Author Kenan to kick off new ‘Writing the South’ speaker series

CHAPEL HILL -- Author Randall Kenan will kick off the Writing the South Speaker Series Tuesday, April 1, at the University of North Carolina at Chapel Hill. The Center for the Study of the American South event begins at 7:30 p.m. in 116 Murphey Hall. The talk will be entitled "Who Threw the Whiskey in the Well?: Lies in Non-Fiction, Truth in Fiction." Refreshments and food will be served. Admission is free to the event, rescheduled due to winter weather.

Kenan is the 2002-2003 Lehman-Brady Distinguished Professor of Documentary Studies at Duke and UNC. Kenan’s first novel was "A Visitation of Spirits," published when he was 26 years old. "Let the Dead Bury the Dead," a finalist for the National Book Critics Circle Award," was published three years later.

The Carolina alumnus published a biography of James Baldwin in 1992. He later teamed up with photographer Norman Mauskopf on a pictorial, "A Time Not Here: The Mississippi Delta." Kenan received a Guggenheim Fellowship in 1994 and has contributed to The New York Times and The Nation. His non-fiction work, "Walking on Water: Black American Lives at the Turn of the Twenty-First Century," was the product of a seven-year journey across the United States to search for and chronicle contemporary black experience.
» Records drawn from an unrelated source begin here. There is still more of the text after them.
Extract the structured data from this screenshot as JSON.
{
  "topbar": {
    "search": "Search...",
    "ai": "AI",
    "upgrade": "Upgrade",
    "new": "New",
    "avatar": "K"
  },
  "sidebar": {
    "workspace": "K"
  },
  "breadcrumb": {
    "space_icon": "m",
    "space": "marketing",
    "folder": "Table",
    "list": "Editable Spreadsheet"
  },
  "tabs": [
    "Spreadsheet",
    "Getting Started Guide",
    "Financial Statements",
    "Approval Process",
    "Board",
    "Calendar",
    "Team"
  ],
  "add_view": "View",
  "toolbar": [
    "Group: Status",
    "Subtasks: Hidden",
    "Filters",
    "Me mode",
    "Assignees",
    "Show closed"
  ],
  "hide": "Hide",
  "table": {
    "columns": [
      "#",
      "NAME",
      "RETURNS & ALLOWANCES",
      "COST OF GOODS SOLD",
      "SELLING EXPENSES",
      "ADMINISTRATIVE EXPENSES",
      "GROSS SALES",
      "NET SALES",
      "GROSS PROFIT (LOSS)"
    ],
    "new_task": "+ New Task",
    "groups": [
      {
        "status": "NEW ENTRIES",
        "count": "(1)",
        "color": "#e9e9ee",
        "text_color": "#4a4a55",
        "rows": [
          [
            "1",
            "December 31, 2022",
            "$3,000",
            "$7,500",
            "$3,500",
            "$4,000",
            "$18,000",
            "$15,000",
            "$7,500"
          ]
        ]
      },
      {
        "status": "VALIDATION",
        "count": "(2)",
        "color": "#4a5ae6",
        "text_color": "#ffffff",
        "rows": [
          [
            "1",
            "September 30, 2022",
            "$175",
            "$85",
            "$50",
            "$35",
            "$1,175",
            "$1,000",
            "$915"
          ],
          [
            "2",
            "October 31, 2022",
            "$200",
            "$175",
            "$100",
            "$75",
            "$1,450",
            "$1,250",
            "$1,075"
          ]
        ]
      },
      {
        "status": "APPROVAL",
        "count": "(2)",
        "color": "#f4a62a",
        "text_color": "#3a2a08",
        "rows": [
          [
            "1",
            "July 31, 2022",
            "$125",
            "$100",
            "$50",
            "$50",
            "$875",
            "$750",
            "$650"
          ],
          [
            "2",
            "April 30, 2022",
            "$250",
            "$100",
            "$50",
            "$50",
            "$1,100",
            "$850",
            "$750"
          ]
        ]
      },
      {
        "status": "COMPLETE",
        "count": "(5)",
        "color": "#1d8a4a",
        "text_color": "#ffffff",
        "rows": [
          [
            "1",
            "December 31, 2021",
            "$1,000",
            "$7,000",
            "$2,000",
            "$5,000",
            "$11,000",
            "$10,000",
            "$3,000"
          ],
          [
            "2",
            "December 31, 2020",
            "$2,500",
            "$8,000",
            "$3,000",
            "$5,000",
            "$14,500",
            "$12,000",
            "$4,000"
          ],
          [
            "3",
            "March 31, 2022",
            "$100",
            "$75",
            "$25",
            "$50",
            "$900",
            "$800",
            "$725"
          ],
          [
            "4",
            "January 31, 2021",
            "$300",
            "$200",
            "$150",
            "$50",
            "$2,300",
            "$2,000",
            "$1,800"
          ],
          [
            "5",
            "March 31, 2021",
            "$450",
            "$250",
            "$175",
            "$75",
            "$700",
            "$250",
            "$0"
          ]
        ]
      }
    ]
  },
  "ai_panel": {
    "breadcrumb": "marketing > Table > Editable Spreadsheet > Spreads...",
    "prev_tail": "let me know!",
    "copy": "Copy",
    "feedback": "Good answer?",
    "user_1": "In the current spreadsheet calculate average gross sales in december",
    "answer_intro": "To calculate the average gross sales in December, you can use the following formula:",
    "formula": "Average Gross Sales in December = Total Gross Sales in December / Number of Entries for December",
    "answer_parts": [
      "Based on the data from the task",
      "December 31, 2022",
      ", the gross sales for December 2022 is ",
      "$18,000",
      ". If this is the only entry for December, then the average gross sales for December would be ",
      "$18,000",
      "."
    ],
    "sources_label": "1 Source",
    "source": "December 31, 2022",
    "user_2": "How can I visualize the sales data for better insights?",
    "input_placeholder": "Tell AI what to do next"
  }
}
Kenan is among a series of well-known Southern writers who will stop by Carolina this spring to discuss their recent work.

The speaker series is organized by Dr. William R. Ferris, Joel R. Williamson Distinguished Professor of History and senior associate director of the UNC center, in conjunction with his spring 2003 folklore course, "Southern Literature and the Oral Tradition."

Others speakers and dates in the series are:

· Lee Smith and Hal Crowther, March 25, 7:30 pm, Gardner 08.

· Alan Gurganus, March 27, 7:30 pm, Gardner 08.

· Elizabeth Spencer, April 22, 7:30 pm, Gardner 08.

Since 1992, the Center for the Study of the American South has been investigating Southern traditions and identity and exploring how the South affects the evolution of culture and society around the globe.